O que nos interessa aqui nessa obra é propriamente a apresentação das dimensões temporais. Ainda que certos críticos de arte insistam na dimensão espacial de sua obra - toda a rede de significações místicas na sua posição dada por referências a escalas universais, tais como latitudes e longitudes - a relação com o espaço é também de ordem temporal. Mesmo quando o artista comenta a importância do espaço, configura-se mais propriamente uma relação com o tempo.

O espaço não é só que se olha, tem um dado muito maior. A percepção do espaço não passa pelo olho. Existe uma série de coisas que acontecem simultaneamente e que geram um espaço simultâneo. Nós, ocidentais, somos da causa e do efeito, já a concepção de situações simultâneas é chinesa. O livro das mutações, o I Ching, por exemplo, é relacionado à simultaneidade. E o espaço é dessa natureza.[vii]

Simultâneo é o que se faz ou se realiza ao mesmo tempo (ou quase) que outra coisa. Portanto, quando sinaliza as dimensões não presentes na percepção, no olhar do espaço, Felix parece estar se referindo sim a dimensões espaciais que estão lançadas no tempo simultâneo. Passado, presente e futuro não são lineares em sua obra, bem como as separações entre as matérias, o espaço interior e exterior perde seus limites. A dessubstancialização, a perda de territórios e tempos nítidos, a maneira como tempo e espaço aparecem correlacionados são a matéria do diálogo franco que pretendemos por ora fazer com a fenomenologia de Merleau-Ponty.

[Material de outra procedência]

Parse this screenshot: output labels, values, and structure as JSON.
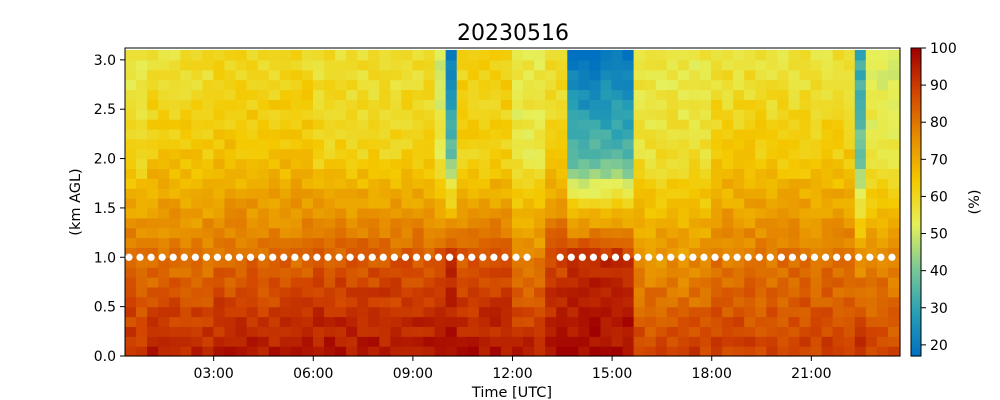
{
  "chart_data": {
    "type": "heatmap",
    "title": "20230516",
    "xlabel": "Time [UTC]",
    "ylabel": "(km AGL)",
    "colorbar_label": "(%)",
    "xlim_hours": [
      0.33,
      23.67
    ],
    "ylim": [
      0.0,
      3.12
    ],
    "x_ticks": [
      {
        "value": 3,
        "label": "03:00"
      },
      {
        "value": 6,
        "label": "06:00"
      },
      {
        "value": 9,
        "label": "09:00"
      },
      {
        "value": 12,
        "label": "12:00"
      },
      {
        "value": 15,
        "label": "15:00"
      },
      {
        "value": 18,
        "label": "18:00"
      },
      {
        "value": 21,
        "label": "21:00"
      }
    ],
    "y_ticks": [
      {
        "value": 0.0,
        "label": "0.0"
      },
      {
        "value": 0.5,
        "label": "0.5"
      },
      {
        "value": 1.0,
        "label": "1.0"
      },
      {
        "value": 1.5,
        "label": "1.5"
      },
      {
        "value": 2.0,
        "label": "2.0"
      },
      {
        "value": 2.5,
        "label": "2.5"
      },
      {
        "value": 3.0,
        "label": "3.0"
      }
    ],
    "colorbar": {
      "vmin": 17,
      "vmax": 100,
      "ticks": [
        {
          "value": 20,
          "label": "20"
        },
        {
          "value": 30,
          "label": "30"
        },
        {
          "value": 40,
          "label": "40"
        },
        {
          "value": 50,
          "label": "50"
        },
        {
          "value": 60,
          "label": "60"
        },
        {
          "value": 70,
          "label": "70"
        },
        {
          "value": 80,
          "label": "80"
        },
        {
          "value": 90,
          "label": "90"
        },
        {
          "value": 100,
          "label": "100"
        }
      ],
      "colormap": [
        "#0070c0",
        "#28a0b4",
        "#7cc896",
        "#e6f05a",
        "#f4c800",
        "#e68c00",
        "#d24600",
        "#a00000"
      ]
    },
    "time_step_hours": 0.333,
    "height_levels_km": [
      0.05,
      0.15,
      0.25,
      0.35,
      0.45,
      0.55,
      0.65,
      0.75,
      0.85,
      0.95,
      1.05,
      1.15,
      1.25,
      1.35,
      1.45,
      1.55,
      1.65,
      1.75,
      1.85,
      1.95,
      2.05,
      2.15,
      2.25,
      2.35,
      2.45,
      2.55,
      2.65,
      2.75,
      2.85,
      2.95,
      3.05
    ],
    "profile_regimes": [
      {
        "t_start": 0.33,
        "t_end": 1.0,
        "rh_surface": 92,
        "rh_1km": 82,
        "rh_2km": 60,
        "rh_3km": 55
      },
      {
        "t_start": 1.0,
        "t_end": 3.0,
        "rh_surface": 95,
        "rh_1km": 80,
        "rh_2km": 65,
        "rh_3km": 58
      },
      {
        "t_start": 3.0,
        "t_end": 6.0,
        "rh_surface": 96,
        "rh_1km": 82,
        "rh_2km": 66,
        "rh_3km": 60
      },
      {
        "t_start": 6.0,
        "t_end": 9.5,
        "rh_surface": 97,
        "rh_1km": 85,
        "rh_2km": 62,
        "rh_3km": 58
      },
      {
        "t_start": 9.5,
        "t_end": 10.0,
        "rh_surface": 96,
        "rh_1km": 88,
        "rh_2km": 55,
        "rh_3km": 50
      },
      {
        "t_start": 10.0,
        "t_end": 10.4,
        "rh_surface": 97,
        "rh_1km": 92,
        "rh_2km": 40,
        "rh_3km": 22
      },
      {
        "t_start": 10.4,
        "t_end": 12.0,
        "rh_surface": 97,
        "rh_1km": 85,
        "rh_2km": 62,
        "rh_3km": 62
      },
      {
        "t_start": 12.0,
        "t_end": 13.0,
        "rh_surface": 96,
        "rh_1km": 78,
        "rh_2km": 55,
        "rh_3km": 55
      },
      {
        "t_start": 13.0,
        "t_end": 13.8,
        "rh_surface": 98,
        "rh_1km": 88,
        "rh_2km": 62,
        "rh_3km": 58
      },
      {
        "t_start": 13.8,
        "t_end": 15.7,
        "rh_surface": 98,
        "rh_1km": 92,
        "rh_2km": 36,
        "rh_3km": 19
      },
      {
        "t_start": 15.7,
        "t_end": 18.0,
        "rh_surface": 90,
        "rh_1km": 75,
        "rh_2km": 58,
        "rh_3km": 55
      },
      {
        "t_start": 18.0,
        "t_end": 22.2,
        "rh_surface": 90,
        "rh_1km": 80,
        "rh_2km": 64,
        "rh_3km": 57
      },
      {
        "t_start": 22.2,
        "t_end": 22.6,
        "rh_surface": 95,
        "rh_1km": 75,
        "rh_2km": 40,
        "rh_3km": 32
      },
      {
        "t_start": 22.6,
        "t_end": 23.67,
        "rh_surface": 88,
        "rh_1km": 78,
        "rh_2km": 55,
        "rh_3km": 52
      }
    ],
    "marker_series": {
      "height_km": 1.0,
      "marker": "white-dots",
      "t_start": 0.45,
      "t_end": 23.6,
      "step_hours": 0.333,
      "gap": [
        12.7,
        13.3
      ]
    }
  }
}
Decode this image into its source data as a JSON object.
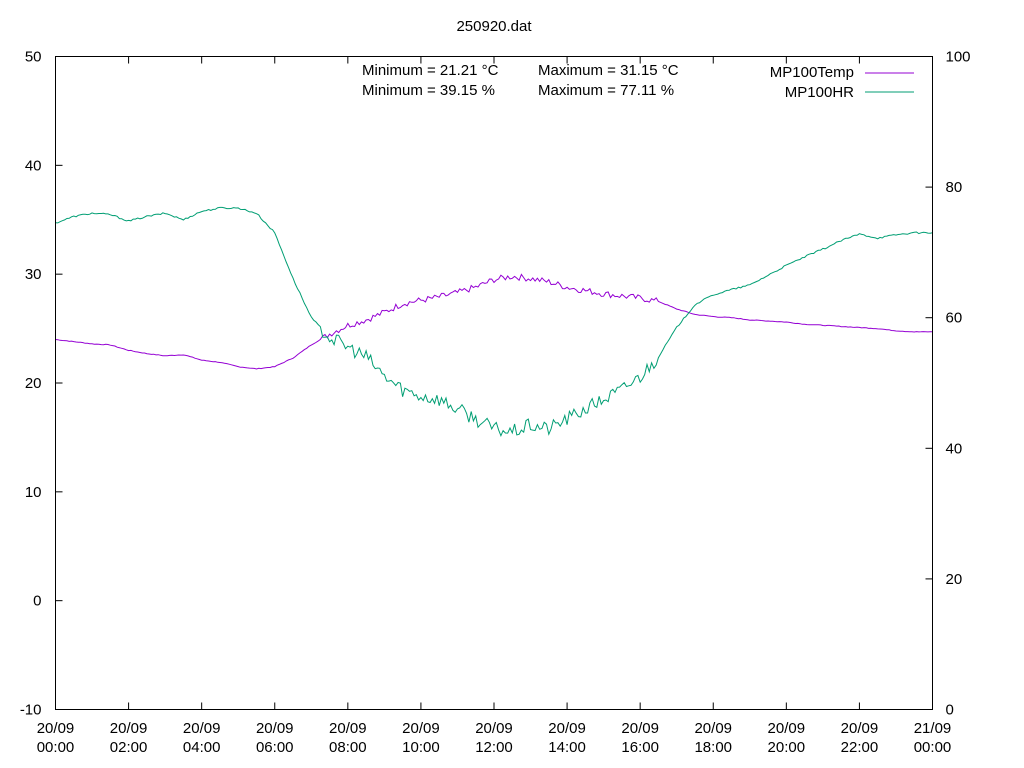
{
  "chart_data": {
    "type": "line",
    "title": "250920.dat",
    "xlabel": "",
    "ylabel": "",
    "y2label": "",
    "xlim_hours": [
      0,
      24
    ],
    "ylim": [
      -10,
      50
    ],
    "y2lim": [
      0,
      100
    ],
    "yticks": [
      -10,
      0,
      10,
      20,
      30,
      40,
      50
    ],
    "y2ticks": [
      0,
      20,
      40,
      60,
      80,
      100
    ],
    "xticks": [
      {
        "hour": 0,
        "date": "20/09",
        "time": "00:00"
      },
      {
        "hour": 2,
        "date": "20/09",
        "time": "02:00"
      },
      {
        "hour": 4,
        "date": "20/09",
        "time": "04:00"
      },
      {
        "hour": 6,
        "date": "20/09",
        "time": "06:00"
      },
      {
        "hour": 8,
        "date": "20/09",
        "time": "08:00"
      },
      {
        "hour": 10,
        "date": "20/09",
        "time": "10:00"
      },
      {
        "hour": 12,
        "date": "20/09",
        "time": "12:00"
      },
      {
        "hour": 14,
        "date": "20/09",
        "time": "14:00"
      },
      {
        "hour": 16,
        "date": "20/09",
        "time": "16:00"
      },
      {
        "hour": 18,
        "date": "20/09",
        "time": "18:00"
      },
      {
        "hour": 20,
        "date": "20/09",
        "time": "20:00"
      },
      {
        "hour": 22,
        "date": "20/09",
        "time": "22:00"
      },
      {
        "hour": 24,
        "date": "21/09",
        "time": "00:00"
      }
    ],
    "legend_position": "top-right",
    "grid": false,
    "series": [
      {
        "name": "MP100Temp",
        "axis": "y1",
        "color": "#9400d3",
        "x": [
          0,
          0.5,
          1,
          1.5,
          2,
          2.5,
          3,
          3.5,
          4,
          4.5,
          5,
          5.5,
          6,
          6.5,
          7,
          7.5,
          8,
          8.5,
          9,
          9.5,
          10,
          10.5,
          11,
          11.5,
          12,
          12.5,
          13,
          13.5,
          14,
          14.5,
          15,
          15.5,
          16,
          16.5,
          17,
          17.5,
          18,
          18.5,
          19,
          19.5,
          20,
          20.5,
          21,
          21.5,
          22,
          22.5,
          23,
          23.5,
          24
        ],
        "y": [
          24.0,
          23.8,
          23.6,
          23.5,
          23.0,
          22.7,
          22.5,
          22.6,
          22.1,
          21.9,
          21.5,
          21.3,
          21.5,
          22.3,
          23.5,
          24.5,
          25.3,
          25.8,
          26.5,
          27.3,
          27.6,
          27.9,
          28.3,
          28.8,
          29.5,
          29.8,
          29.6,
          29.3,
          28.8,
          28.5,
          28.2,
          28.0,
          27.8,
          27.5,
          26.8,
          26.3,
          26.1,
          26.0,
          25.8,
          25.7,
          25.6,
          25.4,
          25.3,
          25.2,
          25.1,
          25.0,
          24.8,
          24.7,
          24.7
        ]
      },
      {
        "name": "MP100HR",
        "axis": "y2",
        "color": "#009e73",
        "x": [
          0,
          0.5,
          1,
          1.5,
          2,
          2.5,
          3,
          3.5,
          4,
          4.5,
          5,
          5.5,
          6,
          6.5,
          7,
          7.5,
          8,
          8.5,
          9,
          9.5,
          10,
          10.5,
          11,
          11.5,
          12,
          12.5,
          13,
          13.5,
          14,
          14.5,
          15,
          15.5,
          16,
          16.5,
          17,
          17.5,
          18,
          18.5,
          19,
          19.5,
          20,
          20.5,
          21,
          21.5,
          22,
          22.5,
          23,
          23.5,
          24
        ],
        "y": [
          74.5,
          75.5,
          76.0,
          75.8,
          74.8,
          75.5,
          76.0,
          75.0,
          76.3,
          76.8,
          76.8,
          76.0,
          73.0,
          66.0,
          60.0,
          57.0,
          55.5,
          54.0,
          51.0,
          49.0,
          48.0,
          47.5,
          46.0,
          44.5,
          43.0,
          42.5,
          43.5,
          43.0,
          44.5,
          46.0,
          47.5,
          49.0,
          51.0,
          54.0,
          58.5,
          62.0,
          63.5,
          64.3,
          65.0,
          66.5,
          68.0,
          69.3,
          70.5,
          71.8,
          72.8,
          72.2,
          72.7,
          73.0,
          73.0
        ]
      }
    ],
    "annotations": {
      "temp_min": "Minimum = 21.21 °C",
      "temp_max": "Maximum = 31.15 °C",
      "hr_min": "Minimum = 39.15 %",
      "hr_max": "Maximum = 77.11 %"
    }
  }
}
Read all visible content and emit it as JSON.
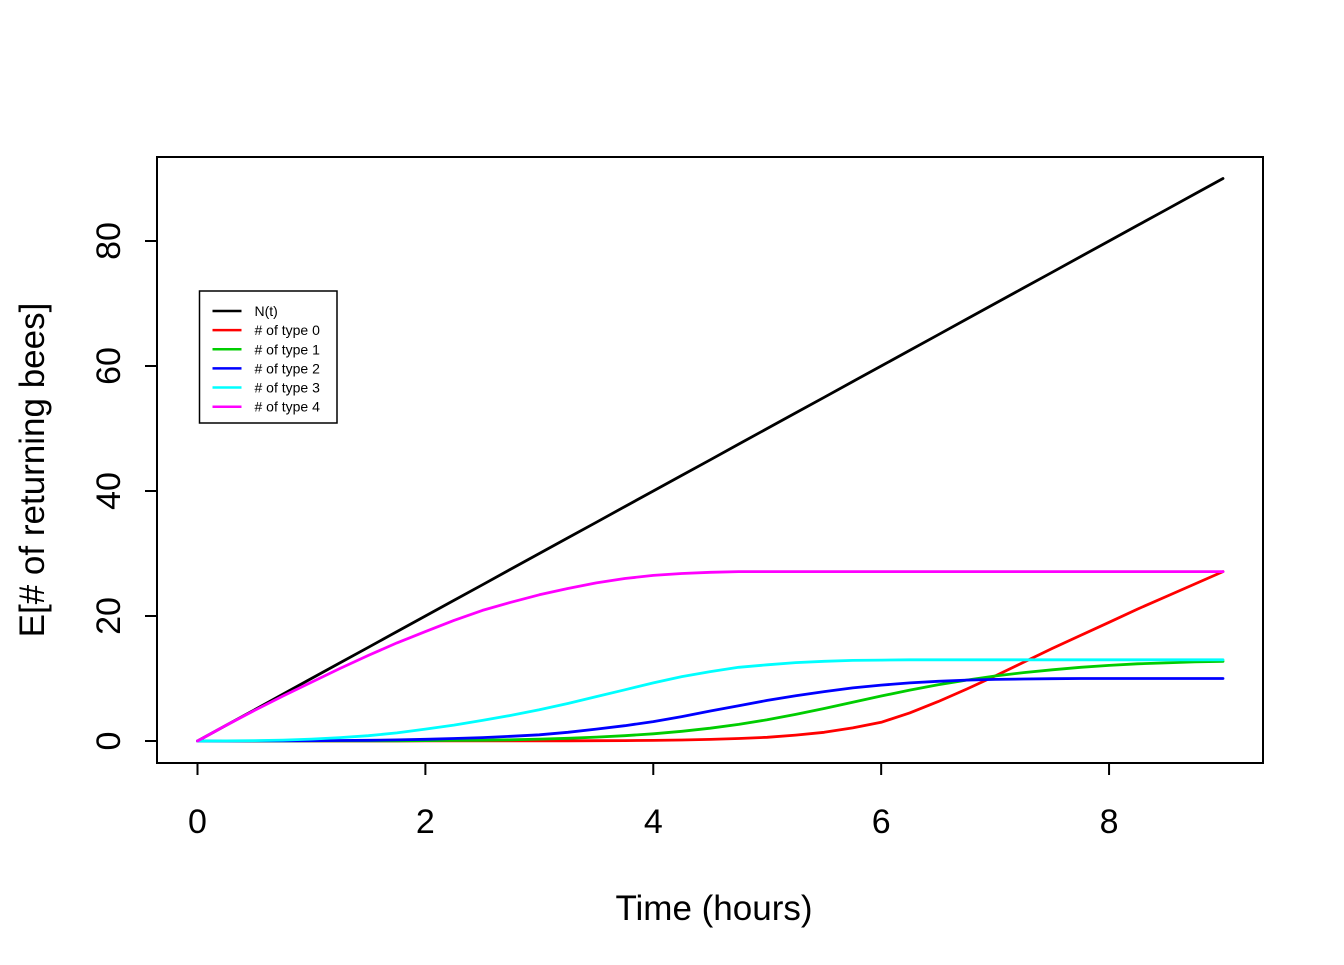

A relação com o passado, a capacidade de evocá-lo e transmiti-lo a outros talvez seja o que melhor caracterize e diferencie os homens dos outros seres da natureza. A linguagem verbal é decisiva na capacidade expressiva dos homens, no seu talento em comunicar-se com seus antepassados e com as gerações futuras. São muitas as modalidades de relacionamento dos homens com o passado. Da solidão do sujeito que evoca o passado por meio de suas lembranças, passando pela experiência de uma memória coletiva partilhada por membros de uma família ou de uma comunidade e chegando por fim à escrita da história, o tempo perdido próprio ao passado procurará ser reencontrado. Que o passado compareça em modalidades introspectivas e pessoais assim como nas suas feições coletivas ou sociais, isso em nada impede          que a memória faça emergir em toda as suas manifestações uma experiência da alteridade. Ao lembrar, deparo-me com aquilo que não é mais, com o que se foi e isso me põe em registro de uma presença da ausência, de um encontro distanciado. Será por isso que quem se lembra sente-se impelido ao mundo e aos outros, necessita do reconhecimento por vezes objetivo do outro e do mundo que venha lhe assegurar aquelas lembranças? Em um poema declaradamente evocativo da vida da infância em Itabira que guarda, até mesmo em seu título, a idéia de que a passagem à outrora em muito se assemelha a uma viagem e, portanto, a um deslocamento espacial, Carlos Drummond de Andrade diz a certa altura: “Aqui havia uma casa. A montanha era maior”.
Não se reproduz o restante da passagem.